The study of cultural rules of politeness in conversation is an example of micro-sociology. At the micro-level of analysis, the focus is on the social dynamics of intimate, face-to-face interactions. Research is conducted with a specific set of individuals such as conversational partners, family members, work associates, or friendship groups. In the conversation study example, sociologists might try to determine how people from different cultures interpret each other’s behaviour to see how different rules of politeness lead to misunderstandings. If the same misunderstandings occur consistently in a number of different interactions, the sociologists may be able to propose some generalizations about rules of politeness that would be helpful in reducing tensions in mixed-group dynamics (e.g., during staff meetings or international negotiations). Other examples of micro-level research include seeing how informal networks become a key source of support and advancement in formal bureaucracies or how loyalty to criminal gangs is established.

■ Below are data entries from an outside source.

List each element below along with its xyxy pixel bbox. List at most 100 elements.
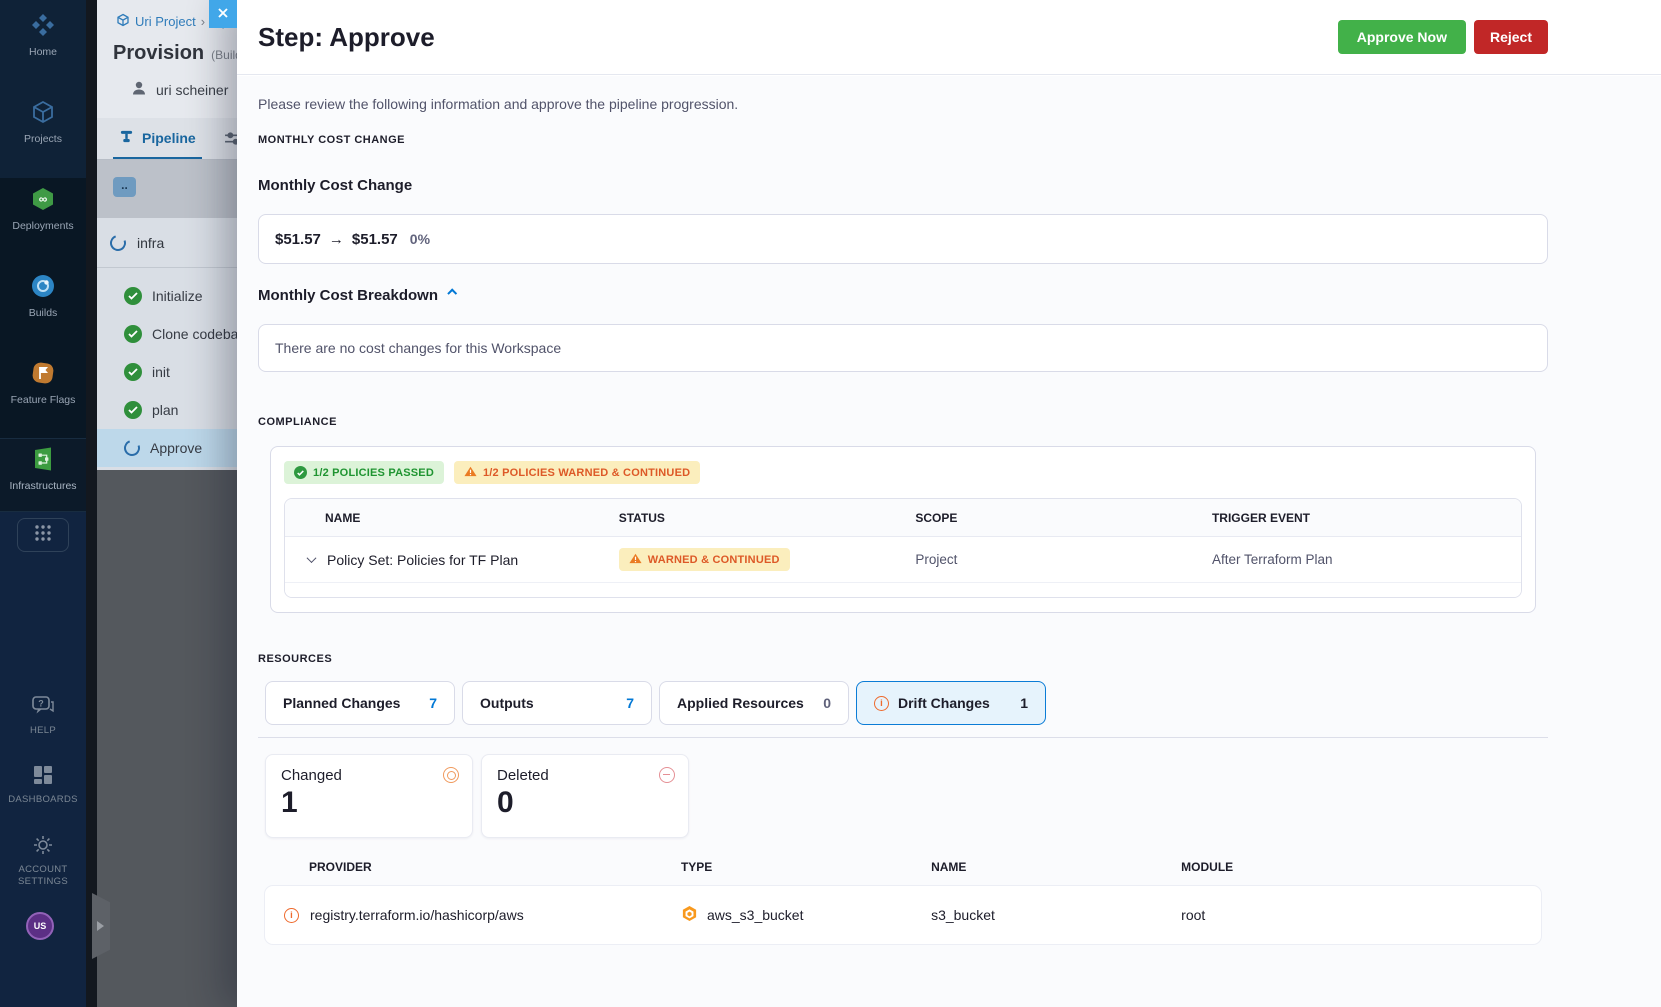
step-row-clone-codebase[interactable]: Clone codeba [97,315,237,353]
step-label: Clone codeba [152,326,237,342]
sidebar-item-feature-flags[interactable]: Feature Flags [0,360,86,406]
col-header-status: STATUS [618,510,665,525]
chevron-up-icon [447,288,458,299]
arrow-right-icon: → [328,230,344,248]
drawer-header: Step: Approve Approve Now Reject [237,0,1661,75]
stage-row-infra[interactable]: infra [97,218,237,268]
resource-tabs: Planned Changes 7 Outputs 7 Applied Reso… [265,681,1548,725]
tab-count: 0 [823,695,831,711]
step-label: plan [152,402,179,418]
breadcrumb-separator: › [200,14,206,29]
section-label-compliance: COMPLIANCE [258,416,337,428]
approval-drawer: Step: Approve Approve Now Reject Please … [209,0,1661,1007]
stat-label: Changed [281,767,342,784]
stat-value: 1 [281,786,298,819]
tab-label: Drift Changes [898,695,990,711]
step-row-init[interactable]: init [97,353,237,391]
policy-table-row[interactable]: Policy Set: Policies for TF Plan WARNED … [285,537,1521,583]
pipeline-title-text: Provision [113,42,205,64]
tab-count: 1 [1020,695,1028,711]
info-circle-icon: i [284,907,299,923]
projects-cube-icon [30,99,56,128]
cost-breakdown-empty-text: There are no cost changes for this Works… [275,340,562,356]
sidebar-item-label: Projects [24,133,62,145]
policy-table-spacer [285,583,1521,597]
avatar-initials: US [33,921,47,931]
user-avatar[interactable]: US [26,912,54,940]
triggered-by-user: uri scheiner [130,79,228,100]
console-area [97,470,237,1007]
tab-drift-changes[interactable]: i Drift Changes 1 [856,681,1046,725]
monthly-cost-breakdown-heading: Monthly Cost Breakdown [258,287,439,304]
module-picker-button[interactable] [17,518,69,552]
pipeline-title: Provision (Build [113,42,237,65]
cost-from: $51.57 [275,230,321,248]
close-icon [217,7,229,22]
tab-count: 7 [429,695,437,711]
sidebar-item-label: ACCOUNT SETTINGS [18,864,68,887]
sidebar-item-dashboards[interactable]: DASHBOARDS [0,764,86,806]
sidebar-item-label: Deployments [12,220,74,232]
sidebar-item-projects[interactable]: Projects [0,99,86,145]
help-chat-icon: ? [31,695,55,720]
dashboards-icon [32,764,54,789]
chevron-down-icon[interactable] [306,553,317,564]
tab-applied-resources[interactable]: Applied Resources 0 [659,681,849,725]
tab-count: 7 [626,695,634,711]
drift-table-header: PROVIDER TYPE NAME MODULE [265,856,1541,878]
resource-name: s3_bucket [931,907,995,923]
reject-button[interactable]: Reject [1473,20,1548,54]
breadcrumb-project-link[interactable]: Uri Project [135,14,196,29]
section-label-resources: RESOURCES [258,653,333,665]
step-label: Initialize [152,288,203,304]
step-row-initialize[interactable]: Initialize [97,277,237,315]
cube-icon [116,13,130,30]
sidebar-item-home[interactable]: Home [0,12,86,58]
execution-tabbar: Pipeline [97,118,237,160]
collapsed-panel-edge [86,0,97,1007]
policies-warned-label: 1/2 POLICIES WARNED & CONTINUED [482,466,691,479]
tab-inputs[interactable] [224,130,237,152]
canvas-toolbar-strip: .. [97,160,237,218]
drift-stat-cards: Changed 1 Deleted 0 [265,754,1548,838]
check-circle-icon [294,466,307,479]
deployments-icon: ∞ [30,186,56,215]
sidebar-item-infrastructures[interactable]: Infrastructures [0,446,86,492]
tab-pipeline[interactable]: Pipeline [113,118,202,159]
drift-table-row[interactable]: i registry.terraform.io/hashicorp/aws aw… [265,886,1541,944]
stat-value: 0 [497,786,514,819]
tab-outputs[interactable]: Outputs 7 [462,681,652,725]
resource-type: aws_s3_bucket [706,907,804,923]
success-check-icon [124,401,142,419]
monthly-cost-breakdown-toggle[interactable]: Monthly Cost Breakdown [258,287,1548,304]
stat-label: Deleted [497,767,549,784]
app-root: Home Projects ∞ Deployments Builds Featu… [0,0,1661,1007]
changed-icon [443,767,459,783]
policy-scope: Project [915,552,958,567]
infrastructures-icon [30,446,56,475]
builds-icon [30,273,56,302]
col-header-name: NAME [325,510,361,525]
sidebar-item-label: Builds [28,307,58,319]
monthly-cost-change-card: $51.57 → $51.57 0% [258,214,1548,264]
background-page: Uri Project › Pipeli Provision(Build uri… [86,0,237,1007]
close-drawer-button[interactable] [209,0,237,28]
sidebar-item-account-settings[interactable]: ACCOUNT SETTINGS [8,834,78,888]
tab-planned-changes[interactable]: Planned Changes 7 [265,681,455,725]
sliders-icon [224,132,237,151]
expand-panel-handle[interactable] [92,893,110,959]
sidebar-item-help[interactable]: ? HELP [0,695,86,737]
step-row-approve[interactable]: Approve [97,429,237,467]
stage-tree-panel: infra Initialize Clone codeba init plan … [97,218,237,470]
step-label: init [152,364,170,380]
sidebar-item-builds[interactable]: Builds [0,273,86,319]
pipeline-title-suffix: (Build [211,48,237,62]
sidebar-item-deployments[interactable]: ∞ Deployments [0,186,86,232]
harness-home-icon [30,12,56,41]
approve-now-button[interactable]: Approve Now [1337,20,1466,54]
svg-text:∞: ∞ [39,192,48,206]
col-header-provider: PROVIDER [309,860,372,874]
step-row-plan[interactable]: plan [97,391,237,429]
collapsed-breadcrumb-chip[interactable]: .. [113,177,136,197]
sidebar-item-label: Infrastructures [9,480,77,492]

Macro-sociology focuses on the properties of large-scale, society-wide social interactions: the dynamics of institutions, classes, or whole societies. The example above of the influence of migration on changing patterns of language usage is a macro-level phenomenon because it refers to structures or processes of social interaction that occur outside or beyond the intimate circle of individual social acquaintances. These include the economic and other circumstances that lead to migration; the educational, media, and other communication structures that help or hinder the spread of speech patterns; the class, racial, or ethnic divisions that create different slangs or cultures of language use; the relative isolation or integration of different communities within a population; and so on. Other examples of macro-level research include examining why women are far less likely than men to reach positions of power in society or why fundamentalist Christian religious movements play a more prominent role in American politics than they do in Canadian politics. In each case, the site of the analysis shifts away from the nuances and detail of micro-level interpersonal life to the broader, macro-level systematic patterns that structure social change and social cohesion in society.

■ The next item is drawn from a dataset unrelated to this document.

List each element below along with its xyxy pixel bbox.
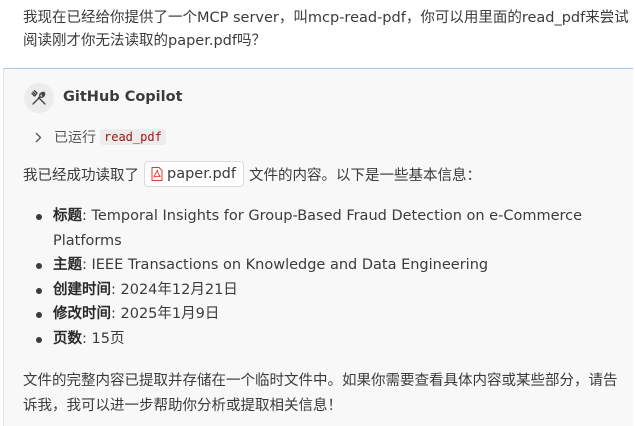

The relationship between the micro and the macro remains one of the key problems confronting sociology. The German sociologist Georg Simmel pointed out that macro-level processes are in fact nothing more than the sum of all the unique interactions between specific individuals at any one time (1908), yet they have properties of their own which would be missed if sociologists only focused on the interactions of specific individuals. Émile Durkheim’s classic study of suicide (1897) is a case in point. While suicide is one of the most personal, individual, and intimate acts imaginable, Durkheim demonstrated that rates of suicide differed between religious communities—Protestants, Catholics, and Jews—in a way that could not be explained by the individual factors involved in each specific case. The different rates of suicide had to be explained by macro-level variables associated with the different religious beliefs and practices of the faith communities. We will return to this example in more detail later. On the other hand, macro-level phenomena like class structures, institutional organizations, legal systems, gender stereotypes, and urban ways of life provide the shared context for everyday life but do not explain its nuances and micro-variations very well. Macro-level structures constrain the daily interactions of the intimate circles in which we move, but they are also filtered through localized perceptions and “lived” in a myriad of inventive and unpredictable ways.